In a recent note, R.S. said:

> Date:         Fri, 13 May 2005 14:49:53 +0200
> 
> 256 bytes ?
> IMHO it is not worth to change from 100 to 256. Many "should be enough"
> limits occured much too short.
> BTW: I know *existing* OS/390 application using more than 256 bytes in
> PARM. It is c89 compiler. I vaguely recollect, it creates "pseudo job"
> for compilation, this job looks like regular JCL, but all the compiler
> options are in PARM field (many LINES of PARM) and that's why it is
> circumvented in some way. I don't remember details, but the need is obvious.
> 
As you note, it's a "pseudo job", so no circumvention is necessary.
The compiler is invoked by an ATTACH macro; the JCL is never executed.

> Personally I vote for
> //STEP   EXEC ... PARMX=ddname
> //DDNAME DD *
> put here as much as you want (i.e. 64k)
> /*
> 
> Or (good for PROCLIB)
> PARMX1='       ',
> PARMX2='        '
> etc.
> 
Then what?  "EXEC whatever,PARM=(&PARMX1,&PARMX2)"?  The constructed
PARM string is still subject to the 100 character limit.
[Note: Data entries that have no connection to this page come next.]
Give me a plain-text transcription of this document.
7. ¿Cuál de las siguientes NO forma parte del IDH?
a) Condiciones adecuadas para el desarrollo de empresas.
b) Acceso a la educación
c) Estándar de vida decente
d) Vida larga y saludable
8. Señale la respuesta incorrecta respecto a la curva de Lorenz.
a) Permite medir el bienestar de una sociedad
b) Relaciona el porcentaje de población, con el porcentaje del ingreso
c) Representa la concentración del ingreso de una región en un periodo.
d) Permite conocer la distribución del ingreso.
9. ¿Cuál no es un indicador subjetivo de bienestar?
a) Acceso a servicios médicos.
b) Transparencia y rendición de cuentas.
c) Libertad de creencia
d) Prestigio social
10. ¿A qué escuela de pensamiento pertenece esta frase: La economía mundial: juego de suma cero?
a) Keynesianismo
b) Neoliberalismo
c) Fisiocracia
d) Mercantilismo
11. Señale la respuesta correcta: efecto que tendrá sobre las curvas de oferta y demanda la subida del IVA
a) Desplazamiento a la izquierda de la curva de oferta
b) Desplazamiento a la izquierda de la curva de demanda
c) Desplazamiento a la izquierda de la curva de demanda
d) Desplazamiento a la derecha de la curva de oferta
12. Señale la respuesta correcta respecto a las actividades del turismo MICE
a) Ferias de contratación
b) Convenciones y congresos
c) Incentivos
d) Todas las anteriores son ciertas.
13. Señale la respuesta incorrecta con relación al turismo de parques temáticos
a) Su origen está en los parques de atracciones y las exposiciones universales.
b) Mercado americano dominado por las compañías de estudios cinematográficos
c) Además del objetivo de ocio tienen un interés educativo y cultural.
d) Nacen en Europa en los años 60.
Thinking on the idea of a Binder option to declare the ability
of a program to accept a long PARM, there are a couple alternatives:

o A PARMLIB option, allowing each installation to select what
  the JCL and TSO CALL PARM string limit should be.  Any site
  could specify, 100, 255, 65535, or even a value less than 100
  if that suited them.

o A RACF privilege class identifying the set of users (none, some,
  or all) permitted to use long PARM strings in JCL or in TSO CALL.

Otherwise, I wonder how the PARM is represented while a job is in
the input queue?  Does it reside in a control block?  Is the
structure of that block documented as a programming interface?
Is there a hazard of other breakage if it changes?